Lees hier meer over de uiergezondheidsaanpak van GD
Klauwgezondheid
Het is goed om kritisch te kijken naar uw aan te kopen dieren als dat mogelijk is. Het advies is om geen kreupele dieren aan te kopen. Maar niet alle infecties uiten zich in zichtbare kreupelheid. Met name digitale dermatitis (Mortellaro) kan via een aankoop eenvoudig in een koppel geïntroduceerd worden. Nauwkeurige inspectie van de klauwen bij aankoop en lokale behandeling van de wondjes met een geregistreerd product kan directe spreiding voorkomen, maar dergelijke infecties kunnen later weer oplaaien en alsnog gaan spreiden.
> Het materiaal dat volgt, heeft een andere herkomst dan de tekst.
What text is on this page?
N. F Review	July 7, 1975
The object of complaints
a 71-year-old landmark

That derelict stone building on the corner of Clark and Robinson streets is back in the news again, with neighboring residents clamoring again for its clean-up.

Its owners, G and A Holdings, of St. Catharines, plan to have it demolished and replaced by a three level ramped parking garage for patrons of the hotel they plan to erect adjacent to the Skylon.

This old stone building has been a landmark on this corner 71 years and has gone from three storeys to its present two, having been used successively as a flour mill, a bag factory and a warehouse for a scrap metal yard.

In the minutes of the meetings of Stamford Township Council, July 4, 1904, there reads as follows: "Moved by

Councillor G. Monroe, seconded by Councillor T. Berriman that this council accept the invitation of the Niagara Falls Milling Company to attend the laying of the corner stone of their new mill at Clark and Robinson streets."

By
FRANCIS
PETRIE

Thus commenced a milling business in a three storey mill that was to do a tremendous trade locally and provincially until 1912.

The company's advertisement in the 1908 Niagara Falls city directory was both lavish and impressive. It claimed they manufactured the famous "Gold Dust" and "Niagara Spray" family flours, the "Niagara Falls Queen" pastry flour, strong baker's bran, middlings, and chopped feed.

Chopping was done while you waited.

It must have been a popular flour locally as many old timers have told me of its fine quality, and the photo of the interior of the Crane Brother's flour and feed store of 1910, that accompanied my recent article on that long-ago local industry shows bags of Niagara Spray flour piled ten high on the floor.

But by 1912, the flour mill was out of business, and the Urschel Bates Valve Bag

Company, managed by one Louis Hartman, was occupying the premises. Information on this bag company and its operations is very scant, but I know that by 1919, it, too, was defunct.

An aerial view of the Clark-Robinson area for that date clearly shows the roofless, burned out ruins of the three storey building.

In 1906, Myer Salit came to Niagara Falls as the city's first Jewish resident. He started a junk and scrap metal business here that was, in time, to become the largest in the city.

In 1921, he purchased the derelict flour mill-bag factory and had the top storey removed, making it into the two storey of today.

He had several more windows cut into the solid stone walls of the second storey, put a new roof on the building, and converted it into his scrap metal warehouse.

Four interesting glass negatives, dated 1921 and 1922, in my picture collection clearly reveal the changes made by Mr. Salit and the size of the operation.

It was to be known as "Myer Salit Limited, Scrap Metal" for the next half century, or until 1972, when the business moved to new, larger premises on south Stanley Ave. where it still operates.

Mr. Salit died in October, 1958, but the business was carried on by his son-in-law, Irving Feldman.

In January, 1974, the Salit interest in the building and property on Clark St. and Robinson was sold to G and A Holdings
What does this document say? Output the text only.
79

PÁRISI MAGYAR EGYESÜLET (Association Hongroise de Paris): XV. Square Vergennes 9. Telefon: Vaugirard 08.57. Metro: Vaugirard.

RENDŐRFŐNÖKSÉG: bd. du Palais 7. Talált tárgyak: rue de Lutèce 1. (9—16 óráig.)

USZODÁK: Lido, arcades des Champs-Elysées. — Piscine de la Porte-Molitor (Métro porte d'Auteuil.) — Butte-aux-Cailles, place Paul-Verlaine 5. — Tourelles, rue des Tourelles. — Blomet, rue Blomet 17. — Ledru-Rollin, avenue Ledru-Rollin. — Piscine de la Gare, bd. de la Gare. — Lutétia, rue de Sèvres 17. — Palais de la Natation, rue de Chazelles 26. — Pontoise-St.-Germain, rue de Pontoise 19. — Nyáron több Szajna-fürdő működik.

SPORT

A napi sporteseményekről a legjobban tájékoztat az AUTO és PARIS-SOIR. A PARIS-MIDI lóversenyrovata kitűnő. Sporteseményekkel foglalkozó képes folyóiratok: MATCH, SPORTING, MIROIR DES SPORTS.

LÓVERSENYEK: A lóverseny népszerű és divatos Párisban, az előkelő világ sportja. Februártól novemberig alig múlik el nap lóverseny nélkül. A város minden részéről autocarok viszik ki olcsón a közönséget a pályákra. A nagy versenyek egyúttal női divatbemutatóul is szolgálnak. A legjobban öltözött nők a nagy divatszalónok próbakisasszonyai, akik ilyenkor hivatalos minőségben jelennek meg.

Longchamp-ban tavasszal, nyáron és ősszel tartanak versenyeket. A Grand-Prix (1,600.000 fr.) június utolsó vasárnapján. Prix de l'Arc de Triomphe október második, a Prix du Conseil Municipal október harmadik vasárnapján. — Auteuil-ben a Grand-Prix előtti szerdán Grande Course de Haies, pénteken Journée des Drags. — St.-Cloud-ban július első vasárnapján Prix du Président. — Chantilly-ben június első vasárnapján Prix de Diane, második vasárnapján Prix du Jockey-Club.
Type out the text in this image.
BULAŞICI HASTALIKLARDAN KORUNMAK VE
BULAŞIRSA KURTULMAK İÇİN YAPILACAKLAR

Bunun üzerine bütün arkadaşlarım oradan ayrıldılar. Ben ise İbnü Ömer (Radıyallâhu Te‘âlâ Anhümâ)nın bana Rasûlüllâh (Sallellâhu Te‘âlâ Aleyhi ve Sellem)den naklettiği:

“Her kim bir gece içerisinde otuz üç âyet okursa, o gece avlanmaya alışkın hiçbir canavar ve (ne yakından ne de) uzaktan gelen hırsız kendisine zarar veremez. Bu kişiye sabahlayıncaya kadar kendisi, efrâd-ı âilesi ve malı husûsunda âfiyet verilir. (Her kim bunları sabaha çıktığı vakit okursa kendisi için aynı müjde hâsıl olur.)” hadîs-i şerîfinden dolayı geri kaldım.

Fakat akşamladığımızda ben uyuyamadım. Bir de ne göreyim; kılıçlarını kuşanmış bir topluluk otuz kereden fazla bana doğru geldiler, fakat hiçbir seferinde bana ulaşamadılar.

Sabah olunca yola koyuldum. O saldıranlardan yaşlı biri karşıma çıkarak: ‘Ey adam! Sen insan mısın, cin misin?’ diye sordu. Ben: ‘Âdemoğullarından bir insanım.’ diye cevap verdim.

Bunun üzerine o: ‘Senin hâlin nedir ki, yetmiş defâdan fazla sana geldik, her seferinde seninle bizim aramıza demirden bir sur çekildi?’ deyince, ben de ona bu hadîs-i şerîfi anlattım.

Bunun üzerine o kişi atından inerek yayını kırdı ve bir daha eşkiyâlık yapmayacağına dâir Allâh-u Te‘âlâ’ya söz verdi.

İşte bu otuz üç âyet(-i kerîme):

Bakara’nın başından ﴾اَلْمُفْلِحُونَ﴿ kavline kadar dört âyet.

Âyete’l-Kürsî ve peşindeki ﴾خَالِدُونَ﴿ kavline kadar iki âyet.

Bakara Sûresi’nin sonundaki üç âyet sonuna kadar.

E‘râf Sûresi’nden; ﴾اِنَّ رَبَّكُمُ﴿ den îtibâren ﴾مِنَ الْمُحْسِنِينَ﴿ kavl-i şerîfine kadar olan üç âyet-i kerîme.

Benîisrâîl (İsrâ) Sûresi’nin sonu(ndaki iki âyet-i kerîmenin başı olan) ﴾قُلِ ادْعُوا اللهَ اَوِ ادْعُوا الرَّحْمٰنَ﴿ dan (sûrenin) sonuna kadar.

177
Lees hier meer over de klauwgezondheidsaanpak van GD
Longworm
Aankoop is een bekende risicofactor voor longworm in een koppel. Aangekochte dieren kunnen voor de introductie zorgen, maar ook zelf geïnfecteerd raken. Bij een bekende infectie op het bedrijf wordt geadviseerd om de dieren die geïntroduceerd worden zes en twee weken voor toelating te vaccineren tegen longworm.